Durante los siguientes quince minutos, permanecieron en silencio, goteando nieve sucia y desaprobación
sobre la madera color miel del suelo. Aunque el fuego ardía alegremente, Papá Conejo no llegaba a sentir
el calorcillo, puesto que los ojos de la gorda tenían un efecto sorprendentemente refrigerante.

-Pero, dile algo –susurró el gordo en un momento en el que el silencio hubiera podido cortarse en bloques
cúbicos y usarse para edificar una iglesia románica. La gorda movió un instante sus ojillos ante el trueno;
Papá Conejo aprovechó para rascarse una tetilla que le picaba e hizo como que no había oído nada. Luego
siguieron quietos durante otros quince minutos hasta que, diosmiogracias, una bocina les hizo saber que el
taxi había llegado por fin.

-Jod…, vaya panorama –se dijo Papá Conejo una vez a salvo en el coche.-

En casa, Mamá Conejo escuchaba por enésima vez al robot repetir que el número al que usted llama está
apagado o fuera de cobertura, por favor, inténtelo de nuevo más tarde.

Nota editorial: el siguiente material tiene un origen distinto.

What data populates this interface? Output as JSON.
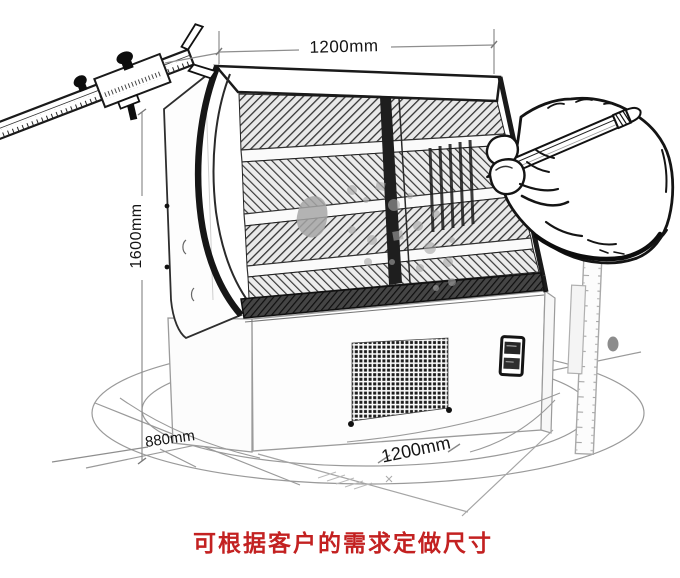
{
  "dimensions": {
    "top_width": {
      "value": "1200mm"
    },
    "height": {
      "value": "1600mm"
    },
    "depth": {
      "value": "880mm"
    },
    "bottom_width": {
      "value": "1200mm"
    }
  },
  "note": {
    "text": "可根据客户的需求定做尺寸",
    "color": "#c32121"
  },
  "illustration": {
    "subject": "curved-glass bakery display fridge, pencil sketch style",
    "elements": [
      "vernier-caliper",
      "display-case",
      "glass-shelves",
      "ventilation-grille",
      "control-panel",
      "hand-holding-pencil",
      "vertical-ruler",
      "floor-ellipses",
      "watermark-smudge"
    ],
    "colors": {
      "ink": "#1a1a1a",
      "dimension_line": "#8e8e8e",
      "light_sketch": "#9a9a9a",
      "watermark": "#a6a6a6",
      "background": "#ffffff"
    }
  }
}
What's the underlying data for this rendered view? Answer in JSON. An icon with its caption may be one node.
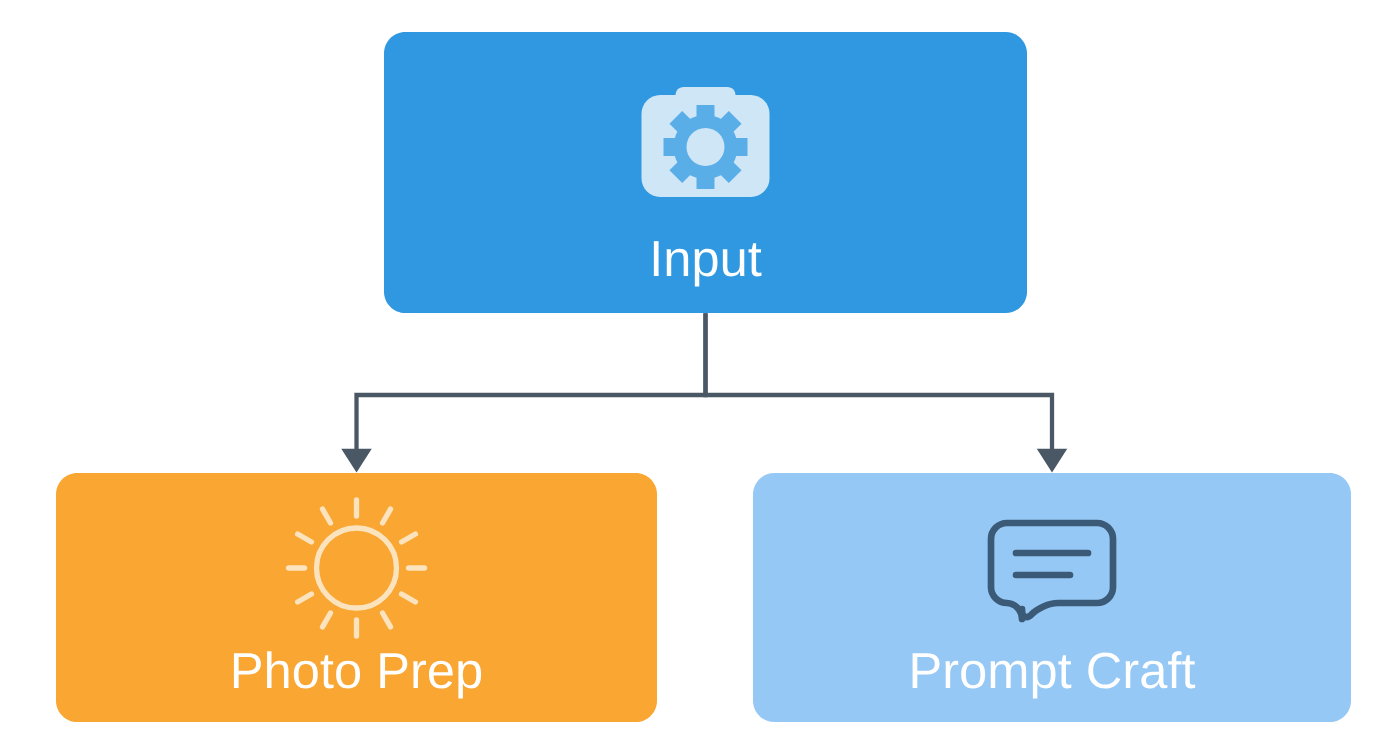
{
  "diagram": {
    "nodes": [
      {
        "text": [
          "Input"
        ]
      },
      {
        "text": [
          "Photo Prep"
        ]
      },
      {
        "text": [
          "Prompt Craft"
        ]
      }
    ],
    "edges": [
      {
        "from": 0,
        "to": 1,
        "arrow": "to"
      },
      {
        "from": 0,
        "to": 2,
        "arrow": "to"
      }
    ]
  }
}
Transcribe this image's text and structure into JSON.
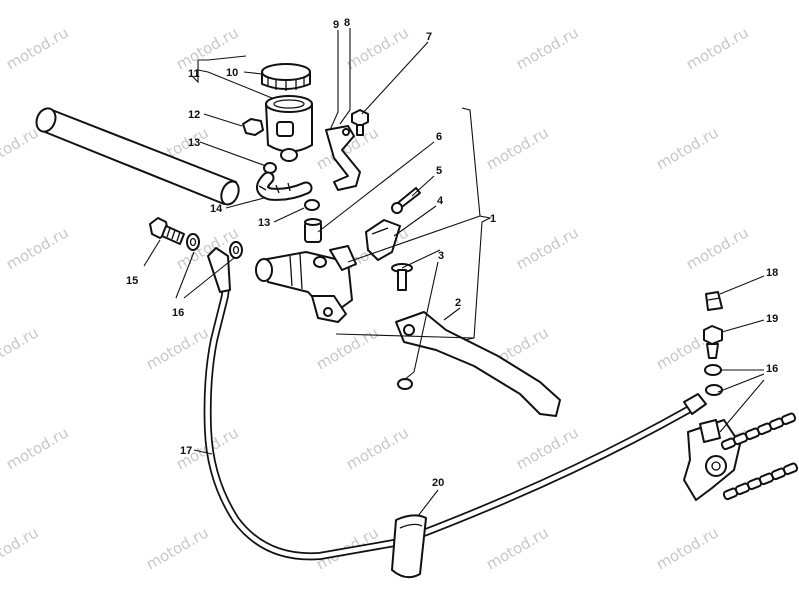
{
  "watermark": "motod.ru",
  "callouts": {
    "c1": "1",
    "c2": "2",
    "c3": "3",
    "c4": "4",
    "c5": "5",
    "c6": "6",
    "c7": "7",
    "c8": "8",
    "c9": "9",
    "c10": "10",
    "c11": "11",
    "c12": "12",
    "c13a": "13",
    "c13b": "13",
    "c14": "14",
    "c15": "15",
    "c16a": "16",
    "c16b": "16",
    "c17": "17",
    "c18": "18",
    "c19": "19",
    "c20": "20"
  }
}
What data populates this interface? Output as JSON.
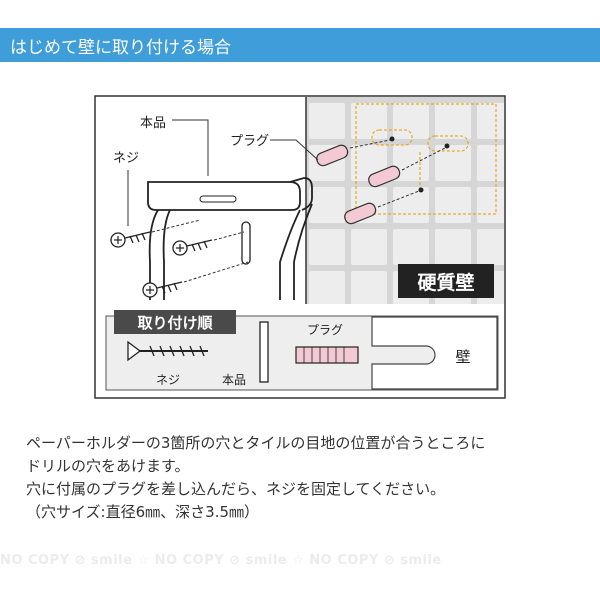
{
  "header": {
    "title": "はじめて壁に取り付ける場合"
  },
  "diagram": {
    "labels": {
      "product": "本品",
      "plug": "プラグ",
      "screw": "ネジ",
      "hard_wall": "硬質壁"
    },
    "order_box": {
      "title": "取り付け順",
      "screw": "ネジ",
      "product": "本品",
      "plug": "プラグ",
      "wall": "壁"
    }
  },
  "description": {
    "lines": [
      "ペーパーホルダーの3箇所の穴とタイルの目地の位置が合うところに",
      "ドリルの穴をあけます。",
      "穴に付属のプラグを差し込んだら、ネジを固定してください。",
      "（穴サイズ:直径6㎜、深さ3.5㎜）"
    ]
  },
  "watermark": {
    "text": "NO COPY ⊘ smile ☆ NO COPY ⊘ smile ☆ NO COPY ⊘ smile"
  },
  "colors": {
    "header_bg": "#3f9ed9",
    "tile_bg": "#d6d6d6",
    "tile": "#ededed",
    "plug": "#f3c9d3",
    "guide": "#e0a000",
    "dark": "#222222",
    "order_bg": "#eeeeee"
  },
  "icons": [
    "screw-icon",
    "plug-icon",
    "paper-holder-icon",
    "drill-hole-icon"
  ]
}
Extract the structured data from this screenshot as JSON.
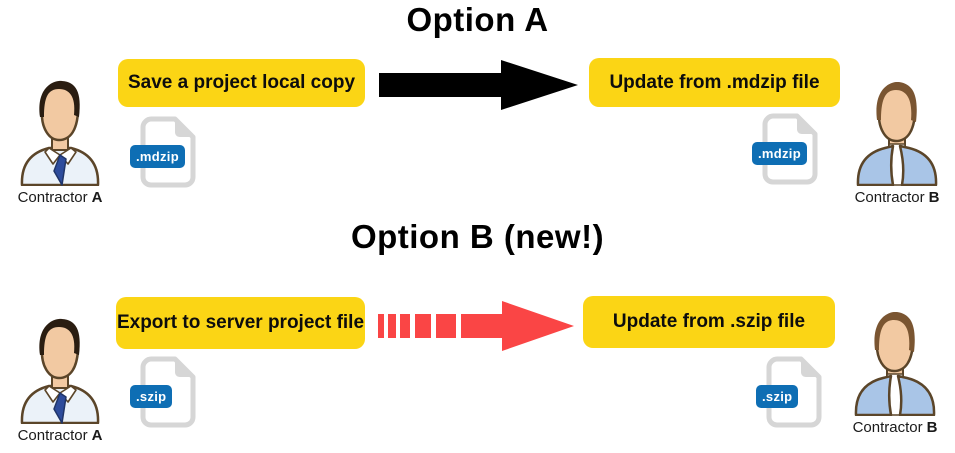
{
  "colors": {
    "highlight_yellow": "#FBD515",
    "arrow_black": "#000000",
    "arrow_red": "#FA4545",
    "file_badge_blue": "#0E6EB4",
    "file_outline_gray": "#D6D6D6"
  },
  "option_a": {
    "title": "Option A",
    "step_left": "Save a project local copy",
    "step_right": "Update from .mdzip file",
    "file_ext": ".mdzip",
    "contractor_left": {
      "name": "Contractor",
      "id": "A"
    },
    "contractor_right": {
      "name": "Contractor",
      "id": "B"
    }
  },
  "option_b": {
    "title": "Option B (new!)",
    "step_left": "Export to server project file",
    "step_right": "Update from .szip file",
    "file_ext": ".szip",
    "contractor_left": {
      "name": "Contractor",
      "id": "A"
    },
    "contractor_right": {
      "name": "Contractor",
      "id": "B"
    }
  }
}
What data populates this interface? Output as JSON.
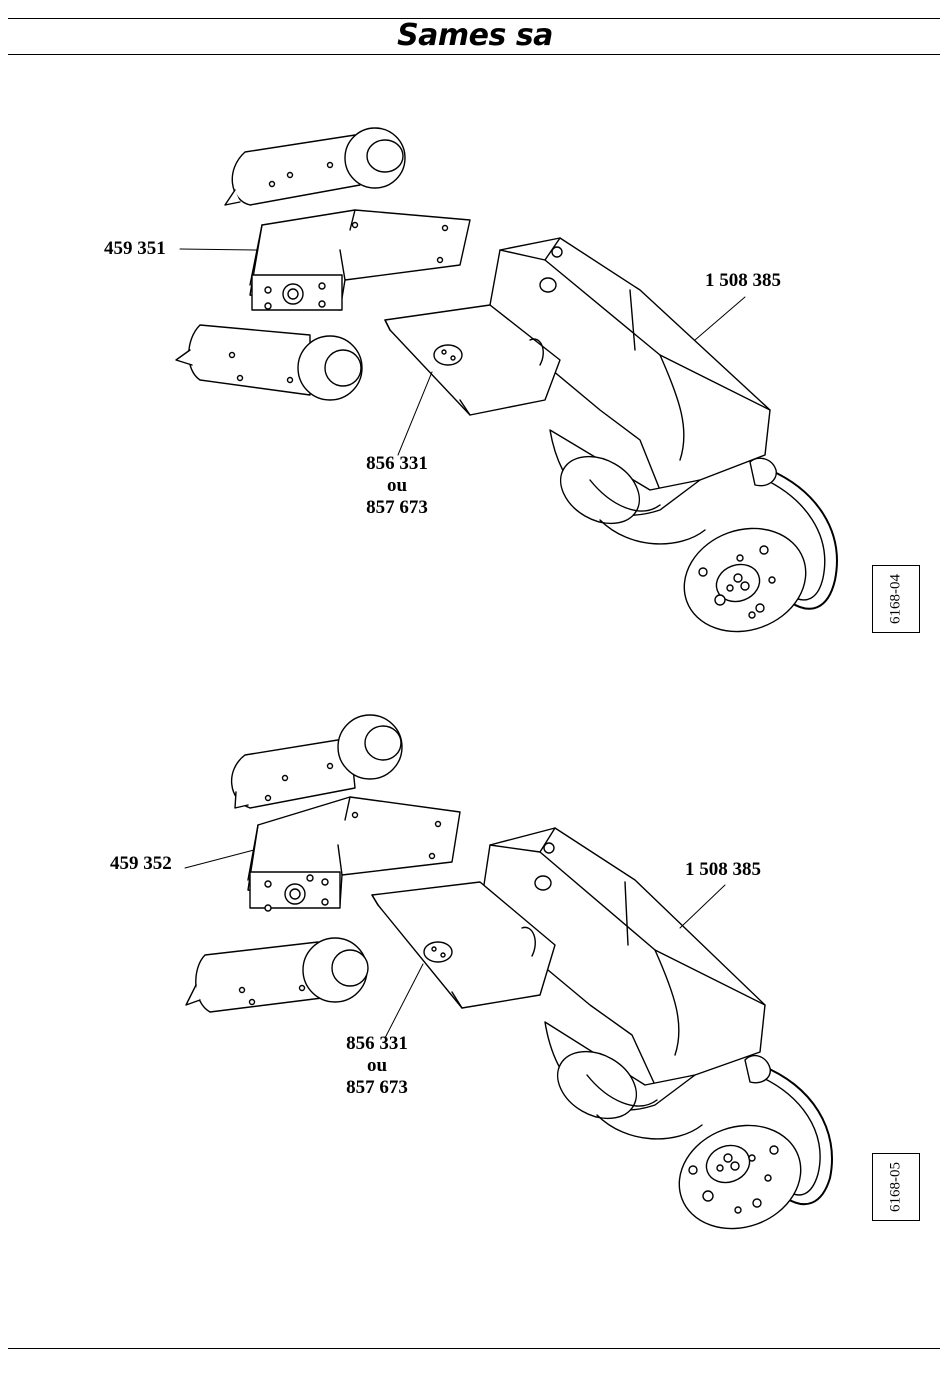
{
  "header": {
    "logo_text": "Sames sa"
  },
  "figures": [
    {
      "part_left": "459 351",
      "part_right": "1 508 385",
      "part_bottom_line1": "856 331",
      "part_bottom_line2": "ou",
      "part_bottom_line3": "857 673",
      "reference": "6168-04"
    },
    {
      "part_left": "459 352",
      "part_right": "1 508 385",
      "part_bottom_line1": "856 331",
      "part_bottom_line2": "ou",
      "part_bottom_line3": "857 673",
      "reference": "6168-05"
    }
  ]
}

Nubes negras cubrían su ceño.

-Este desastre de hombre –decía –Se va a enterar cuando llegue: no llamar ni avisar ni decirme nada.
Conforme está el día y las carreteras con esta nieve…-

¿Creeréis que demostró el alivio que sentía al ver aparecer en la puerta a Papá Conejo, sucio, empapado,
pálido (algo alarmante en un conejito ya de por sí blanco) y apestando evidentemente a alcohol barato?

Seáis vosotros conejitos o conejitas, seguro que habéis pensado que no, que prefirió guardarse su alivio en
lo profundo de su pecho y mostrar, en cambio, la clara desaprobación que sentía ante el desconsiderado
comportamiento de Papá Conejo, llegando tarde, sin llamar y evidentemente borracho, tras largas horas
de farra flamenca.

Pues no. Cometiendo el horrendo pecado de suponer que era capaz de entender los oscuros mecanismos
que mueven la simple mente de los Conejitos en general y de su conejito en particular, Mamá Conejo se
dispuso pacientemente a esperar una explicación. Era, como dice el chiste, lo justo…aunque quizá no lo
correcto.

Pero pienso que voy a acabar aquí esta historia de momento. Si sois conejitos, sabréis lo que de verdad
quería Papá Conejo en aquel momento y por qué narices lo más importante del mundo para él era regresar
a casa. Si sois conejitas y pensáis que, de verdad entendéis los profundos abismos de la mente de vuestros
conejitos, probad a ver si lo adivináis…

Oh, por cierto… Feliz Navidad a todos.